The Power of What You Believe

I recently recalled a conversation I had with my 10-year old niece, and the blog post where I wrote about it titled, “You are What You Think You Are”.  I am a big believer in the power of our mind and our mindset as a primary factor in the experiences and results we have in our lives yet it was not until I recently read a book by John Assaraf and Murray Smith called The Answer that I came to understand the brain-science behind why we literally become and experience exactly what we believe.

The book explains that our brain, in fact, filters the information we receive based on our self-talk and our beliefs.  Our brains actually have the capacity to take in billions of pieces of data but, because we cannot process all that information consciously, our Reticular Activating System, (which is the network of nerve pathways at the base of our brain connecting the spinal cord, and various other parts of our brain) filters what comes into our conscious mind versus what does not.

How does the Reticular Activating System (RAS) sort the information that you become aware of?  It looks for pieces of data that match the information patterns already established in your brain.  Therefore, you are only likely to become aware of those things that are familiar to you. This is why a mother can distinguish her screaming child amongst a room full of screaming children; it is a sound that is familiar to her.  And, because our brains are so flexible, we can actually reprogram our RAS so that we begin to recognize and see new and different things.

How you can begin to do this is to reprogram the self-talk and old habitual recordings that play in your head.  Using affirmations (such as: “I am an inspiring and powerful leader” or “I have a fulfilling and motivating career”) to change your beliefs will literally change the information that is filtered to your conscious mind via your RAS. And that will change the course of actions you are propelled to take.
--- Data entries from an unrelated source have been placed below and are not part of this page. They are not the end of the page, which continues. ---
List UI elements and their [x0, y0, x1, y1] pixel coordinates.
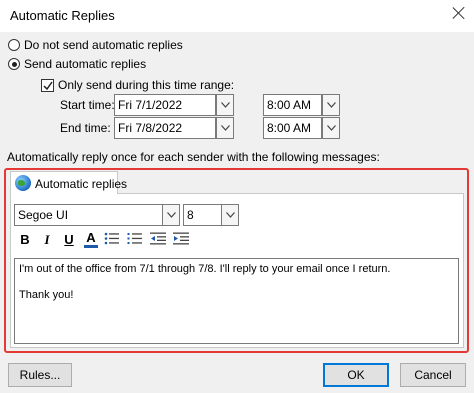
ok-button[interactable]: OK: [323, 363, 389, 387]
underline-button[interactable]: U: [62, 232, 76, 247]
chevron-down-icon: [221, 125, 230, 131]
start-time-field[interactable]: 8:00 AM: [263, 94, 322, 116]
chevron-down-icon: [226, 212, 235, 218]
cancel-button[interactable]: Cancel: [400, 363, 466, 387]
checkmark-icon: [43, 81, 53, 91]
start-date-value: Fri 7/1/2022: [118, 98, 183, 112]
no-replies-label: Do not send automatic replies: [24, 38, 183, 52]
end-date-field[interactable]: Fri 7/8/2022: [114, 117, 216, 139]
start-time-value: 8:00 AM: [267, 98, 312, 112]
chevron-down-icon: [327, 125, 336, 131]
font-size-value: 8: [187, 208, 194, 222]
font-family-dropdown[interactable]: [162, 204, 180, 226]
message-line-2: Thank you!: [19, 289, 74, 301]
bullets-icon[interactable]: [104, 232, 120, 245]
start-date-field[interactable]: Fri 7/1/2022: [114, 94, 216, 116]
font-family-select[interactable]: Segoe UI: [14, 204, 164, 226]
tab-label: Automatic replies: [35, 177, 128, 191]
globe-icon: [15, 175, 31, 191]
end-time-label: End time:: [60, 121, 111, 135]
message-line-1: I'm out of the office from 7/1 through 7…: [19, 263, 391, 275]
instruction-text: Automatically reply once for each sender…: [7, 150, 380, 164]
end-time-field[interactable]: 8:00 AM: [263, 117, 322, 139]
end-time-value: 8:00 AM: [267, 121, 312, 135]
bold-button[interactable]: B: [18, 232, 32, 247]
start-time-dropdown[interactable]: [322, 94, 340, 116]
chevron-down-icon: [167, 212, 176, 218]
decrease-indent-icon[interactable]: [150, 232, 166, 245]
tab-automatic-replies[interactable]: Automatic replies: [10, 171, 127, 194]
time-range-checkbox[interactable]: [41, 79, 54, 92]
increase-indent-icon[interactable]: [173, 232, 189, 245]
font-color-swatch: [84, 245, 98, 248]
no-replies-radio[interactable]: [8, 39, 20, 51]
font-size-select[interactable]: 8: [183, 204, 223, 226]
window-title: Automatic Replies: [10, 8, 115, 23]
start-date-dropdown[interactable]: [216, 94, 234, 116]
send-replies-label: Send automatic replies: [24, 57, 147, 71]
numbering-icon[interactable]: [127, 232, 143, 245]
font-color-button[interactable]: A: [84, 230, 98, 245]
send-replies-radio[interactable]: [8, 58, 20, 70]
font-size-dropdown[interactable]: [221, 204, 239, 226]
font-family-value: Segoe UI: [18, 208, 69, 222]
end-date-value: Fri 7/8/2022: [118, 121, 183, 135]
chevron-down-icon: [221, 102, 230, 108]
end-time-dropdown[interactable]: [322, 117, 340, 139]
close-icon[interactable]: [452, 6, 466, 20]
message-body-input[interactable]: I'm out of the office from 7/1 through 7…: [14, 258, 459, 344]
end-date-dropdown[interactable]: [216, 117, 234, 139]
italic-button[interactable]: I: [40, 232, 54, 248]
time-range-label: Only send during this time range:: [58, 78, 235, 92]
start-time-label: Start time:: [60, 98, 115, 112]
rules-button[interactable]: Rules...: [8, 363, 72, 387]
chevron-down-icon: [327, 102, 336, 108]
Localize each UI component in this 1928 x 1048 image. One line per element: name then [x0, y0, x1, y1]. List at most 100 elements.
Your actions typically result from that which you think and feel so that shift in those thoughts will change your course of action and change what you experience.
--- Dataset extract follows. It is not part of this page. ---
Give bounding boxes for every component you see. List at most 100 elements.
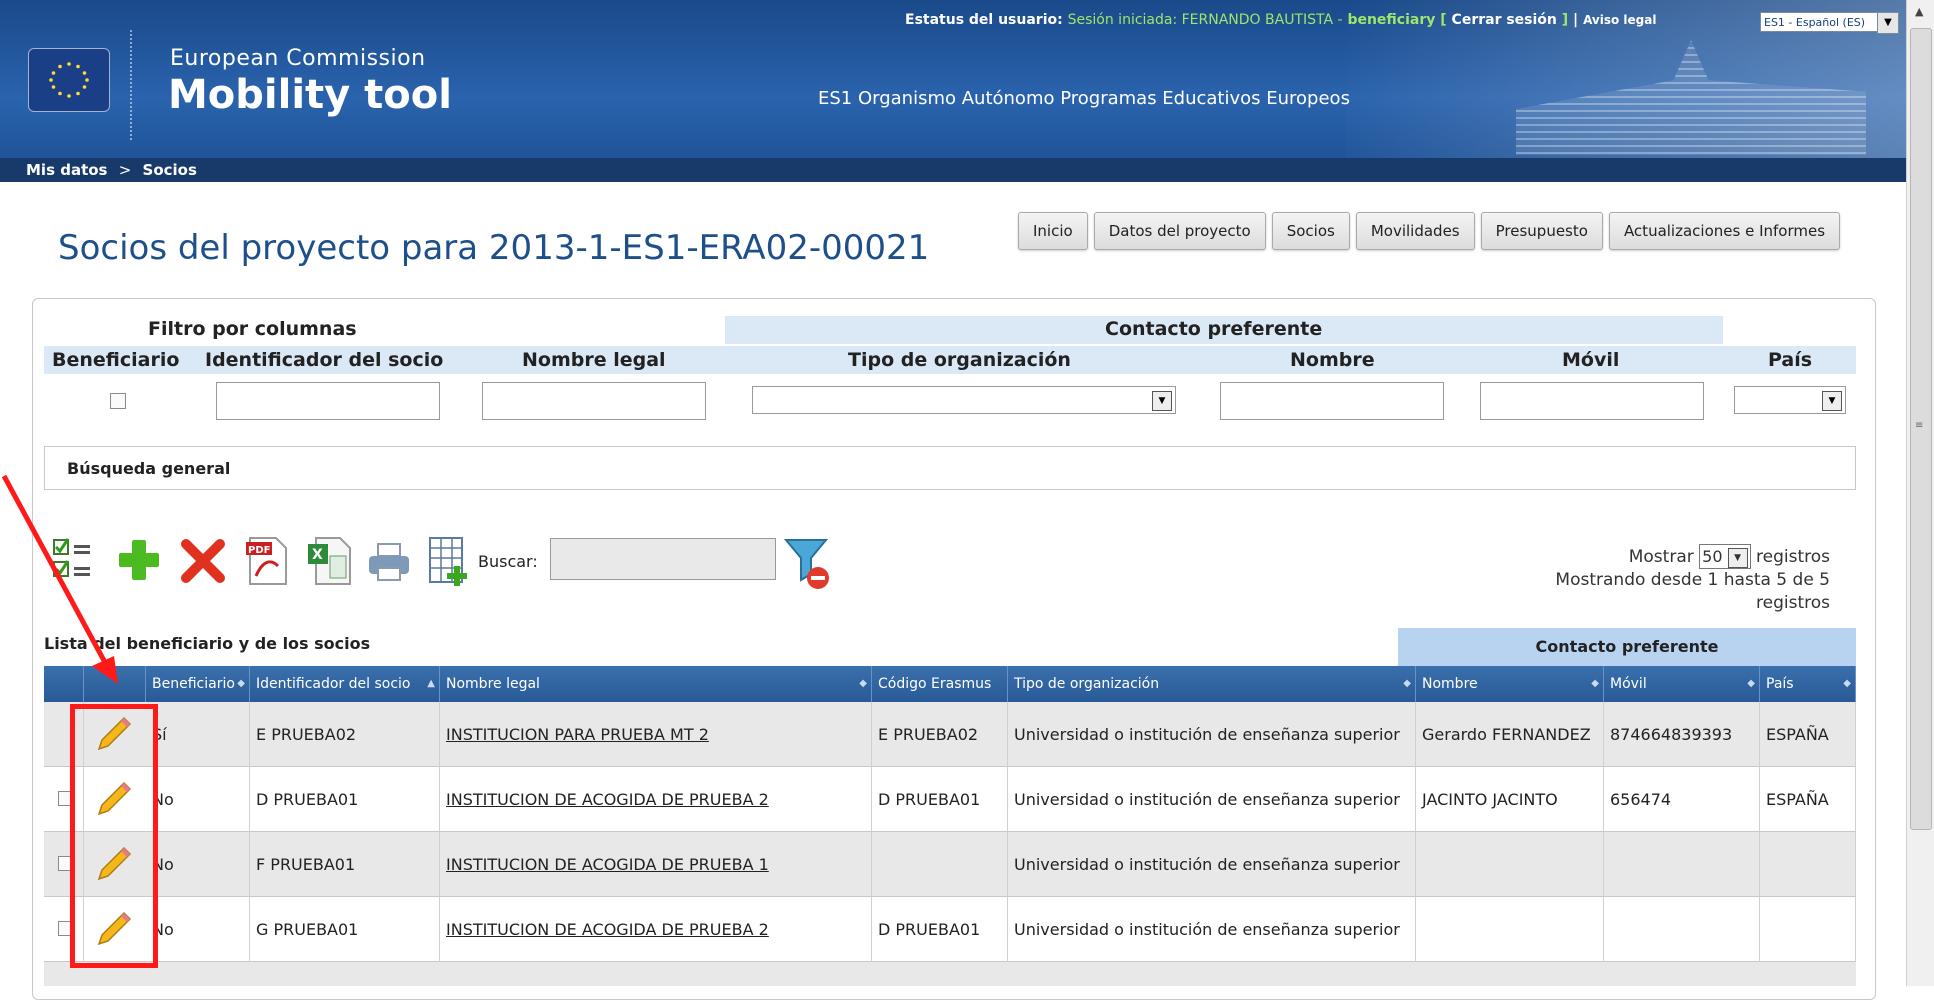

I regularly use affirmations with clients, to help them improve their own leadership practices, and I use them personally, to improve my own life.  Before I had the brain-science information from Assaraf’s and Smith’s book, I had the personal experience as proof.  Affirmations and reprogramming the soundtrack playing in your head will literally change what you experience in your life.  Change your beliefs and you can change anything in your life.

I encourage all the leaders I coach to use this information as a way to improve their leadership skills, style and the success of themselves and their teams.  I encourage you to do the same.

The book is: The Answer by John Assaraf and Murray Smith.